The New York Mets' 11-game losing streak, their longest since 2002, has torpedoed their 2026 season and left manager Carlos Mendoza searching for answers with the third-highest payroll of the post-2025 era sitting on the worst record in baseball.
The numbers paint a brutal picture. New York's playoff odds have collapsed from 88.6 percent at the start of April to 41.8 percent after the club was swept out of Dodger Stadium over the weekend. The Mets have scored just 19 runs in 11 games during the skid, and 10 of those runs came in two games. The offence has posted a .132 average, a .158 on-base percentage and a .209 slugging percentage across the losing run — numbers that would embarrass a Class-A team.
The Los Angeles series was the low point. The Mets scored three runs across the three-game sweep. Bo Bichette and Francisco Lindor combined to go 4-for-23. Kodai Senga gave up six runs in three and a third innings in game one. Game two saw closer Devin Williams allow a leadoff single and a double in the ninth before the Cubs walked off New York in 10 innings on a sacrifice fly. Over the course of the slide, the Mets have scored one run or fewer in nine of the last 10 starts they've faced.
With the run differential now the worst in baseball, New York sits last in the NL East — a division where the Washington Nationals, at 8-2, own the second-best offence in the majors and are the only team yet to lose a series. The Atlanta Braves lead the division. The Mets are right above the Phillies, who are also among the worst teams in the league in the season's opening three weeks.
Mendoza's clubhouse attempted to force a response during the LA sweep. The team blared loud music before the Sunday game in an effort to inject energy. It did not work. The Mets lost anyway, and the clubhouse mood has not improved since.

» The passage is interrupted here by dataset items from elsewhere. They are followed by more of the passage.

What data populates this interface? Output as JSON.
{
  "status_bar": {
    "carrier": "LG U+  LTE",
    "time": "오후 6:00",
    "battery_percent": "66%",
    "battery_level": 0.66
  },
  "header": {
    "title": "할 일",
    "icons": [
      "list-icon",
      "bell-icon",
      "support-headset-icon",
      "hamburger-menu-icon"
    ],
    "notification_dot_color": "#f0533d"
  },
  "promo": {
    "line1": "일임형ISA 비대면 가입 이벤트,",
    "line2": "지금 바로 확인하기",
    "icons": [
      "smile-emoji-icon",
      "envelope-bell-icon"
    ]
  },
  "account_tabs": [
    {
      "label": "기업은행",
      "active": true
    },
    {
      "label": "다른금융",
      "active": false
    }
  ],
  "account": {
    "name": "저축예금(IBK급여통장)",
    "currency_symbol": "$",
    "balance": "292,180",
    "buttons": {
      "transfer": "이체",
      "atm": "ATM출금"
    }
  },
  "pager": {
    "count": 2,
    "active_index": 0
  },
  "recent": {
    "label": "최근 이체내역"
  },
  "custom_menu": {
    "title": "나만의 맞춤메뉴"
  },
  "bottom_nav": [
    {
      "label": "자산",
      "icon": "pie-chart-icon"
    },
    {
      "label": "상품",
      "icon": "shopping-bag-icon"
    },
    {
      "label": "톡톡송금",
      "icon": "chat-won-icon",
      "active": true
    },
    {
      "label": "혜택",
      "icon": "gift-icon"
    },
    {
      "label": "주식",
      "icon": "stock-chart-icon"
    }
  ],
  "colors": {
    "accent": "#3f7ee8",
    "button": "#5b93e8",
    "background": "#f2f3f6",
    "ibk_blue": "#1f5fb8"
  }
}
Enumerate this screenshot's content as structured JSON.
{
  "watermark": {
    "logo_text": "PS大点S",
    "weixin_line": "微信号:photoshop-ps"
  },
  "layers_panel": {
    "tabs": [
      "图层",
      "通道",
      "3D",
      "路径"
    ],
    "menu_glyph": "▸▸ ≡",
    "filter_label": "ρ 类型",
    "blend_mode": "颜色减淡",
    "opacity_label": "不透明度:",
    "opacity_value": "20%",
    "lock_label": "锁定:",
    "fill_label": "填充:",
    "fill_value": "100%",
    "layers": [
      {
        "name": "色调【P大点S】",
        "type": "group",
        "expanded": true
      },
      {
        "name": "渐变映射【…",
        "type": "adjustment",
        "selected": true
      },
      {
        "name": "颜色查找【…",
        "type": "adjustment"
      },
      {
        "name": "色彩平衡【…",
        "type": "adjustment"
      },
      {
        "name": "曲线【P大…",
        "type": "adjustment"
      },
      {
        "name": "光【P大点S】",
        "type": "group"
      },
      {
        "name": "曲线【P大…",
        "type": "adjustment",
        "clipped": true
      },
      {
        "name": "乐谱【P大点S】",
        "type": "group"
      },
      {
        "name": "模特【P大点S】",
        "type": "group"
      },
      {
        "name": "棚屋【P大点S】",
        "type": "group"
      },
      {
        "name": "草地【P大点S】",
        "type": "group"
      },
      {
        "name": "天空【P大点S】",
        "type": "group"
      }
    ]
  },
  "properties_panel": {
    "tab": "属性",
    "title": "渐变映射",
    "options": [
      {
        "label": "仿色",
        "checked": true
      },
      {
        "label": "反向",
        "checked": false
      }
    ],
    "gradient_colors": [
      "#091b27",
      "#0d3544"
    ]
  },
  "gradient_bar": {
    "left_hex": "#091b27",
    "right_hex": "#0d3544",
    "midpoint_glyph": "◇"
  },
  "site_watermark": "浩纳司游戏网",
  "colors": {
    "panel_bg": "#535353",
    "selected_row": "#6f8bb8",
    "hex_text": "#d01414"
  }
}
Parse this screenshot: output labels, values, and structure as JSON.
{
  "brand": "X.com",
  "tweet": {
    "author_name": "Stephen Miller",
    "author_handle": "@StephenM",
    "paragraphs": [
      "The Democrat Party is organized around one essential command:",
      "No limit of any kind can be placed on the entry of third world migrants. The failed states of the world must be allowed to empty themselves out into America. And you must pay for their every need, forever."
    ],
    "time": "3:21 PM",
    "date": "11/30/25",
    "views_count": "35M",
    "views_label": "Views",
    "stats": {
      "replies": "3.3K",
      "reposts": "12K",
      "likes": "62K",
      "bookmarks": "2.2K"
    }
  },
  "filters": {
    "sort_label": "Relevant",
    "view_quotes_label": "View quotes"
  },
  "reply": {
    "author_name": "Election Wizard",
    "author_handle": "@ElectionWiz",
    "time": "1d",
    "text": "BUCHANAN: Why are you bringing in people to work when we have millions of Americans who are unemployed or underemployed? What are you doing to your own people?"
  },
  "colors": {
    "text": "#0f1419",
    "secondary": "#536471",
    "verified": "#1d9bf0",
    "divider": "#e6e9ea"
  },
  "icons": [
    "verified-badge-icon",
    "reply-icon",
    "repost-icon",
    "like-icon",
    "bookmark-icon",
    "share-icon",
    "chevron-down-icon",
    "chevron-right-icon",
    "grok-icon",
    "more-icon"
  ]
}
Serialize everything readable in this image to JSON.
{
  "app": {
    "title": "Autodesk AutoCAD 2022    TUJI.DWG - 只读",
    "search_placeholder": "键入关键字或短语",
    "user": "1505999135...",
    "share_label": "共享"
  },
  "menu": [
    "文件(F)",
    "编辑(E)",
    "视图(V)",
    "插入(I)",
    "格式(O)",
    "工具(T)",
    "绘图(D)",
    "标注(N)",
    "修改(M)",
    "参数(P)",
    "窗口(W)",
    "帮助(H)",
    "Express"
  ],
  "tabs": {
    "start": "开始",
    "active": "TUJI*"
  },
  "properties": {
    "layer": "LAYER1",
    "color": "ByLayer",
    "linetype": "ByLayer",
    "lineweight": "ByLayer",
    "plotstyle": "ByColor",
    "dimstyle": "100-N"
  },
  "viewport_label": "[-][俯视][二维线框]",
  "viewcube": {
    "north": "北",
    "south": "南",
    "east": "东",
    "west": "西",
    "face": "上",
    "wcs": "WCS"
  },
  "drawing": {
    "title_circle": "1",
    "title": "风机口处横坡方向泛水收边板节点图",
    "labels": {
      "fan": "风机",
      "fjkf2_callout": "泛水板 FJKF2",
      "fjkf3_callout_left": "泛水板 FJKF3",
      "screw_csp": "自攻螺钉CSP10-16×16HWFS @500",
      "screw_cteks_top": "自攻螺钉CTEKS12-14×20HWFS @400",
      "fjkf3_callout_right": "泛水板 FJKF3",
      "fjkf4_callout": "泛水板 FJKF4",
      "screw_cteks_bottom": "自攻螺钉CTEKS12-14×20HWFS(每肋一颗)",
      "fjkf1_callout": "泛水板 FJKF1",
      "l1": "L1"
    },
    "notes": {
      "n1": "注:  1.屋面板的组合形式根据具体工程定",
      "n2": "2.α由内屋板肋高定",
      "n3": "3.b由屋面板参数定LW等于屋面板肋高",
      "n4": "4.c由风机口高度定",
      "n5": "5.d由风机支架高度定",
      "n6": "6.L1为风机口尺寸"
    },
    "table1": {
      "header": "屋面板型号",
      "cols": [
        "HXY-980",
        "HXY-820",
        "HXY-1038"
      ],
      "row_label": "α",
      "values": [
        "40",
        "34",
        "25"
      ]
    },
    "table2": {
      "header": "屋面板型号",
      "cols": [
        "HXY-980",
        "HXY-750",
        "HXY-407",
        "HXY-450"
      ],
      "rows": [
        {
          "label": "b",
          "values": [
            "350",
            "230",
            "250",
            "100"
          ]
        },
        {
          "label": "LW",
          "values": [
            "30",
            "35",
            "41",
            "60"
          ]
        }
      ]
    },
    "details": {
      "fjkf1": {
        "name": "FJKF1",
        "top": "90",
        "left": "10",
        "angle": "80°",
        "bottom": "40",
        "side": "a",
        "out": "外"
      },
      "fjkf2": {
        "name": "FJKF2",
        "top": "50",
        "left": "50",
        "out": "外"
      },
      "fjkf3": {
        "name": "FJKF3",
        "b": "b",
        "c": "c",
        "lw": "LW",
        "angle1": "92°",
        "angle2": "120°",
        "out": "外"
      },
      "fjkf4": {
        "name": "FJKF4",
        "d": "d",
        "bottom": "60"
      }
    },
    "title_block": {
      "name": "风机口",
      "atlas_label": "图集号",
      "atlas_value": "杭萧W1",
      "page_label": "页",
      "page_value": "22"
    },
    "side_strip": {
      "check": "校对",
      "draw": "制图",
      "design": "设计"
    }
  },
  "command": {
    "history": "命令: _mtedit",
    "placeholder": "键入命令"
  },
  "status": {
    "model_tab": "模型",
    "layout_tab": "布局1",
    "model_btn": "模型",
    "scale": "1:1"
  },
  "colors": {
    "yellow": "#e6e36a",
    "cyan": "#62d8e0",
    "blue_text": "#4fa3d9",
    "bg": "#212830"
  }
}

Frontline concerns extend well beyond the manager. Senga's velocity and command have regressed. Williams is pitching through what one commentator described as one of the worst opening stretches of his career. Lindor's bat has been flat in high-leverage spots. Juan Soto's second season in Queens is off to a quiet start, and Pete Alonso has gone through a prolonged cold stretch that has left the lineup exposed.
For a franchise that spent more than $300 million to reinforce this roster and targeted a World Series, losing 11 straight in April is a catastrophic start. The Mets face the Cardinals next at Citi Field. They need something — anything — to turn on. Whether Mendoza is still in the dugout to see it happen is now an open question in New York tabloids and industry circles alike.